W.H.H. writes: - I should be very grateful if Dr Knaggs could help me with any information or hints regarding phosphaturia. I suffer much from this troublesome complaint.

We have to remember that the nervous system is two-fold. The one, or conscious portion, consists of the brain and spinal cord, from which all the nerves or branches travel to all parts of the body and give us dominion over them. The other, or subconscious, called the sympathetic nervous system, lies on either side of the front of the spine as two long chains with centres, or ganglia, at intervals. This second system is not within our control and has to do with the regulation of our vegetative functions, including the bulk of the digestive process.

All nerves, whether they come from the brain or from the sympathetic system, ranging to their smallest terminals, are built alike of cells, and these cells secrete a complex fatty substance, called lecithin, whose dominant element is phosphorus. This phosphorus has to be supplied to the body with food, and as food, and it cannot be properly utilised or assimilated by the body or used by the nerves to build up their lecithin unless it is eaten in the form of organic compounds.

The tissues of the body are continually dying, as a result of work done, and are continually being replaced by fresh young tissues as needed. It is the function of the nerves to manage this work for us as well as to similarly arrange for reproduction.

In order to control the functions of the various organs and tissues and to regulate the rate at which they reproduce themselves, the nerves extend their terminal branches, not only into every tissue, but into every microscopical unit of such tissue, and the part of the cell which represents the nerve terminal is the inner structure called the nucleus.

Now it will be obvious that the more the two nervous systems are worked the greater will be their depletion of lecithin and the more need there will be for fresh supplies of phosphorus in the daily food rations.

The person who works hard, whether it be manual labour or brain work, needs food and rest at intervals in order that the nerves may recuperate and replenish their stocks of lecithin.

A goodly proportion of uncooked foods rich in phosphorus must be supplied to make good the wear and tear, and the digestion must equally be efficient if these food-stuffs are to become assimilated.

Cooking of food to a large extent breaks down the organic phosphorus salts and makes them inorganic. In this state they are of but little use to the body. Poor digestion associated with putrefactive fermentation equally converts the organic salts into inorganic ones. These pass into the blood and are promptly eliminated by the kidneys as waste (phosphaturia) and thus they never reach the nerves at all.

We must remember that phosphorus is usually found in natural foods bound up with the proteid and especially with that proteid which has to do with the reproduction of the species. For this reason man instinctively resorts to the use of egg-yolks, and to the various seeds (such as nuts, wheat, barley, etc.) because of their rich phosphorus content.

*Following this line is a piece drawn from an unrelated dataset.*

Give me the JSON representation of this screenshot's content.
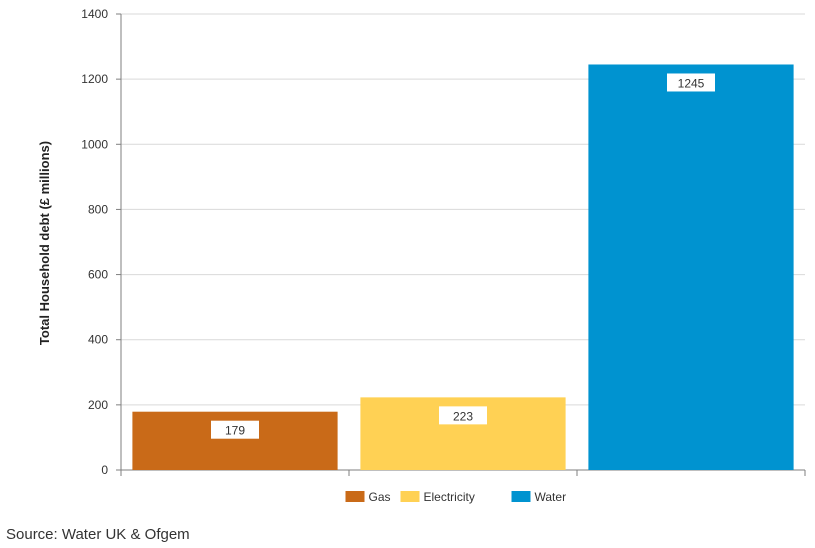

These proteid-bound phosphorus salts can only be properly utilised when the hydrochloric acid of the stomach juice is well formed, for it converts them into acid salts which are readily absorbed. Therefore to ensure free absorption we must always remember to give the phosphorus-containing foods with such meals as will cause free secretion of the gastric acid.

When fermentation is active and the stomach juices are weakened the germs of the intestines rapidly break up the phosphorus constituents of the proteids and make them inorganic. Therefore the first thing to do when a person is found to be suffering from phosphaturia is to stop the intestinal fermentation by a right diet, clear the bowels of their accumulated waste poisons and give the nerves plenty of rest. Another consideration to bear in mind is that the nerves need fat wherewith to build up the lecithin. An excessive fermentative sourness of the stomach makes the food so acid when sent into the bowels that the bile, pancreatic and other intestinal juices cannot neutralise them, and so the fats themselves are not emulsified and digested, which fully accounts for the mental depression and debility of which these patients complain.

People who are suffering from "nerves" in any form need plenty of pure fat (fresh dairy butter, cream, nut butter, fruit-oils, etc.) and an abundance of natural fresh vegetable products at once rich in phosphorus and iron and in organic alkaline acid-neutralising earthy salts. These arrest fermentation and so enable the phosphorus and the fat to become duly assimilated.